Now you see the difference?

David
RAFster


----------



## Guest (Aug 18, 2002)

Okie dokie..got it!  Well,you guys convinced me....one SC18 and rear pod conversion on the way!Can't wait to get it and smoke some rs4 tail at my local track.  Thanks for your help,its much appreciated


----------



## 2slow00 (Sep 26, 2001)

Modfiend don't forget the ball diff.It is a must have.


----------



## ChrisHarris (Feb 26, 2002)

*how much faster?*

Out of curiosity, how much do you gain going to the speed 300 motor over the stock one? How controllable is it?


----------



## 2slow00 (Sep 26, 2001)

Chris you have to be a very good driver to control the power. We run a series with Bud who designed and builds the cars and we run the stock motor and find it very fast.


----------



## RAFster (May 29, 2002)

*CORCAR thread....*

The SC18 vs. Micro is alive in CORCAR's forums for someone considering a purchase. Interesting how the HPI guys so adamantly defend their Nippon made cars.

http://207.54.175.41/cgi-bin/yabb/YaBB.cgi?board=general&action=display&num=1031065458&start=0

David
RAFster


----------



## Maverick Racing (Aug 9, 2002)

Ive had both, only kept them for about 2 weeks a piece. I liked the micro alot better, more of a market for it. but if there was a Buds Car oval class, id buy a new buds car.


----------



## Nil (Dec 8, 2001)

Oh, jeepers. Where'd I put my CORCAR password . . . .


----------



## sg1 (Apr 2, 2003)

This is one of Rafsters best threads!! Bring it to the TOP!!!


----------



## xxfile (Nov 17, 2011)

hey 8 years later im going to have one of each the mrs4 is just about done and the sc18 brand new.....
hope Buds around makin these things for another 20 years or so...
MAYBE i'll get tired of it when im 70...


----------



## BudBartos (Jan 1, 1970)

xxfile said:


> hey 8 years later im going to have one of each the mrs4 is just about done and the sc18 brand new.....
> hope Buds around makin these things for another 20 years or so...
> MAYBE i'll get tired of it when im 70...

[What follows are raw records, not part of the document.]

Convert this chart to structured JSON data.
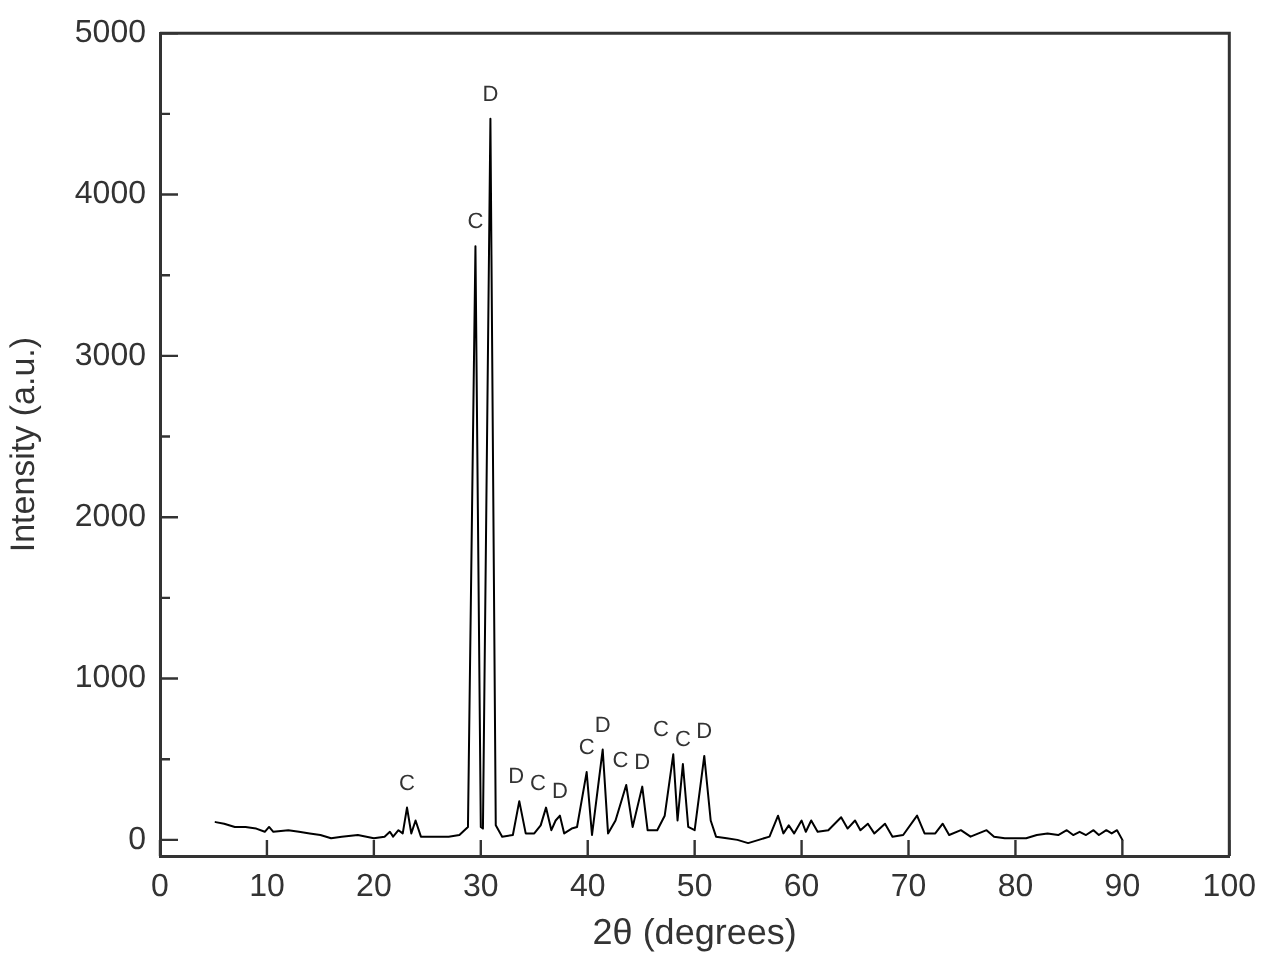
{
  "chart_data": {
    "type": "line",
    "xlabel": "2θ (degrees)",
    "ylabel": "Intensity (a.u.)",
    "x": [
      5.2,
      6,
      7,
      8,
      9,
      9.8,
      10.2,
      10.6,
      12,
      13,
      14,
      15,
      16,
      17,
      18.5,
      20,
      21,
      21.5,
      21.8,
      22.3,
      22.7,
      23.1,
      23.5,
      23.9,
      24.4,
      25,
      26,
      27,
      28,
      28.8,
      29.5,
      30,
      30.2,
      30.9,
      31.4,
      32,
      33,
      33.6,
      34.2,
      35,
      35.6,
      36.1,
      36.6,
      37,
      37.4,
      37.8,
      38.5,
      39,
      39.9,
      40.4,
      41.4,
      41.9,
      42.6,
      43.6,
      44.2,
      45.1,
      45.6,
      46.5,
      47.2,
      48,
      48.4,
      48.9,
      49.4,
      50,
      50.9,
      51.5,
      52,
      53,
      54,
      55,
      56,
      57,
      57.8,
      58.3,
      58.8,
      59.3,
      60,
      60.4,
      60.9,
      61.5,
      62.5,
      63.7,
      64.3,
      65,
      65.5,
      66.2,
      66.8,
      67.8,
      68.5,
      69.5,
      70.8,
      71.5,
      72.5,
      73.2,
      73.8,
      74.9,
      75.8,
      77.3,
      78,
      79,
      80,
      81,
      82,
      83,
      84,
      84.8,
      85.4,
      86,
      86.6,
      87.3,
      87.8,
      88.5,
      89,
      89.5,
      90
    ],
    "values": [
      110,
      100,
      80,
      80,
      70,
      50,
      80,
      50,
      60,
      50,
      40,
      30,
      10,
      20,
      30,
      10,
      20,
      50,
      20,
      60,
      40,
      200,
      40,
      120,
      20,
      20,
      20,
      20,
      30,
      80,
      3680,
      80,
      70,
      4470,
      90,
      20,
      30,
      240,
      40,
      40,
      90,
      200,
      60,
      120,
      150,
      40,
      70,
      80,
      420,
      30,
      560,
      40,
      120,
      340,
      80,
      330,
      60,
      60,
      150,
      530,
      120,
      470,
      80,
      60,
      520,
      120,
      20,
      10,
      0,
      -20,
      0,
      20,
      150,
      40,
      90,
      40,
      120,
      50,
      120,
      50,
      60,
      140,
      70,
      120,
      60,
      100,
      40,
      100,
      20,
      30,
      150,
      40,
      40,
      100,
      30,
      60,
      20,
      60,
      20,
      10,
      10,
      10,
      30,
      40,
      30,
      60,
      30,
      50,
      30,
      60,
      30,
      60,
      40,
      60,
      0
    ],
    "color": "#000000",
    "marker": "none",
    "line_style": "solid",
    "xlim": [
      0,
      100
    ],
    "xticks": [
      0,
      10,
      20,
      30,
      40,
      50,
      60,
      70,
      80,
      90,
      100
    ],
    "ylim": [
      -100,
      5000
    ],
    "yticks": [
      0,
      {
        "value": 500,
        "label": null
      },
      1000,
      {
        "value": 1500,
        "label": null
      },
      2000,
      {
        "value": 2500,
        "label": null
      },
      3000,
      {
        "value": 3500,
        "label": null
      },
      4000,
      {
        "value": 4500,
        "label": null
      },
      5000
    ],
    "annotations": [
      {
        "text": "C",
        "x": 23.1,
        "y": 200
      },
      {
        "text": "C",
        "x": 29.5,
        "y": 3680
      },
      {
        "text": "D",
        "x": 30.9,
        "y": 4470
      },
      {
        "text": "D",
        "x": 33.6,
        "y": 240
      },
      {
        "text": "C",
        "x": 36.1,
        "y": 200
      },
      {
        "text": "D",
        "x": 37.4,
        "y": 150
      },
      {
        "text": "C",
        "x": 39.9,
        "y": 420
      },
      {
        "text": "D",
        "x": 41.4,
        "y": 560
      },
      {
        "text": "C",
        "x": 43.6,
        "y": 340
      },
      {
        "text": "D",
        "x": 45.1,
        "y": 330
      },
      {
        "text": "C",
        "x": 48,
        "y": 530
      },
      {
        "text": "C",
        "x": 48.9,
        "y": 470
      },
      {
        "text": "D",
        "x": 50.9,
        "y": 520
      }
    ]
  }
}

I will if people buy them but Chinas stuff is really cutting into RC.


----------



## Donald Deutsch (Sep 29, 2001)

Well I am still racing BRP at 72 and enjoying it.


----------



## xxfile (Nov 17, 2011)

Old age and treachery will beat those young [email protected]#$%^&ds every time..
need some "ben Hur" spikes on the axles?


----------